Light passes through the dye layer to the reflective layer and back out again for recordable optical discs. The simulated "pits" are spots that are where the dye is burned to prevent light from passing back out. The important part of the mark is how well defined the edge of the burn mark is, just as it is the edge of the pit. (The reading laser gets data from the changes in reflected angles when it hits the edges of pits/marks, not the pits or marks themselves.
CDs and DVDs have no dye. The light passes through the clear polycarbonate until it hits an aluminum mirror layer, then bounces back. That's true for both lasers and the human eye, but the human eye reads all wavelengths of light passing through the plastic. The light from a laser is a single wavelength. CD-R dyes can be deep blue (azo-cyanine), blue-green (cyanine), or faint yellow-green (phthalocyanine). All these dyes are tuned to react to a laser burning infra-red wavelengths, and the reflected light bounces off a layer of silver alloy or gold (aluminum corrodes in the presence of these dyes). DVD dyes are cyanine, azo-cyanine, or oxonol; and they all look deep purple to our eyes when visible light bounces back from their silver alloy layer (gold is less reflective and much more expensive). They are tuned to darken when burned by a laser at "ruby-red" light wavelengths (generally 635 to 650 nanometers.)
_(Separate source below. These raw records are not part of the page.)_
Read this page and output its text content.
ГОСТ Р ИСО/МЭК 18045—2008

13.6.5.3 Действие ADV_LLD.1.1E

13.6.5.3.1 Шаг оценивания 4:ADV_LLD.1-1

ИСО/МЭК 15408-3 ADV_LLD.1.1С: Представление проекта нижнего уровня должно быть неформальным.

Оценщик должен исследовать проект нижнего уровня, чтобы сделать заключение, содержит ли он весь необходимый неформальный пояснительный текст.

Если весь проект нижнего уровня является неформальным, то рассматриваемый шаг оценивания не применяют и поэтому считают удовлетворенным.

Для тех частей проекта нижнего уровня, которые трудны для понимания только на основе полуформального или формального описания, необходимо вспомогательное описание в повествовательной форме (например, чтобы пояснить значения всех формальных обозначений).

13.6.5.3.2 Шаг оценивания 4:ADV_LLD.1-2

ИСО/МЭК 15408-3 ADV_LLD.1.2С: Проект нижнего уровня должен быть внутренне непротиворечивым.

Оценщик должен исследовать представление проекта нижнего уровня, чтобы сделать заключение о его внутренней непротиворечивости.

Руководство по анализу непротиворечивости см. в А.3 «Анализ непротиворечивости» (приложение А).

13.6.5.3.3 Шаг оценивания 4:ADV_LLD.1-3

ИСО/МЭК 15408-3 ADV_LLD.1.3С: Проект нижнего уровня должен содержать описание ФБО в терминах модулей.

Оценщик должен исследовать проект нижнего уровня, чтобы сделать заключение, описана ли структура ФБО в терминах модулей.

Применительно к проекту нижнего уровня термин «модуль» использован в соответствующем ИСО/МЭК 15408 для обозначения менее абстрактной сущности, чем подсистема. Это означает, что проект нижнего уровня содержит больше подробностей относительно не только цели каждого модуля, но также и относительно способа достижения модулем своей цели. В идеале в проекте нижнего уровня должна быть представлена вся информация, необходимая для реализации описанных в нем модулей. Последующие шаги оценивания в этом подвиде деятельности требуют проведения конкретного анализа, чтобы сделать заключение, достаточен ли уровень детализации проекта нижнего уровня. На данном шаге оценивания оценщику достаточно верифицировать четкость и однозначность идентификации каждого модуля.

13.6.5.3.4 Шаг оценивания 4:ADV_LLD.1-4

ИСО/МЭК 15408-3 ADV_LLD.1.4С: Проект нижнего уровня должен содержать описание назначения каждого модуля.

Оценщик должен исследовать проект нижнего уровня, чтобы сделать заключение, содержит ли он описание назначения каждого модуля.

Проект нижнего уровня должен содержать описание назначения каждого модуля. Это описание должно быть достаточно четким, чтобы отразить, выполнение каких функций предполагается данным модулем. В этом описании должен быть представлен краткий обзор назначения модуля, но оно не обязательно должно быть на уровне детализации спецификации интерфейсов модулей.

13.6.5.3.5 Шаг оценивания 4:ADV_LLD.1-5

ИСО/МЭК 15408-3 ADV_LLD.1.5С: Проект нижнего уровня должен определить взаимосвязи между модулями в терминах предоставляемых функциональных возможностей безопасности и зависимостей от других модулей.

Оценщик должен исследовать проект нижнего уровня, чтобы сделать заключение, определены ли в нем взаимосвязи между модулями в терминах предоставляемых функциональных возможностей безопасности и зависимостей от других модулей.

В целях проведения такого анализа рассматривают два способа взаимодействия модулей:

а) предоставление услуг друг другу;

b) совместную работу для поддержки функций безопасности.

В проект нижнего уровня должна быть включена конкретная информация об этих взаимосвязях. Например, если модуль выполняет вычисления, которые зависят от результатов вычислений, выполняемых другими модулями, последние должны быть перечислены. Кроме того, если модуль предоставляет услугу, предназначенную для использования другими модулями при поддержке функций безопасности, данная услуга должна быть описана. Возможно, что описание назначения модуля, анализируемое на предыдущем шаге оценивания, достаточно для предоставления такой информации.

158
"Colored" discs use a tinted polycarbonate to look different. The "black" discs use a very dark red/purple color that lets so little natural light back that the discs look black to our eyes. To the laser with its single wavelength, the light passes right through the "black" and all other colors except green--green aborbs red light.
In short, it is the dye that gives the discs their color unless the polycarbonate is also tinted for a color effect. CDs and DVDs have no dye. You are seeing their aluminum mirror layer, and that is why they look silvery.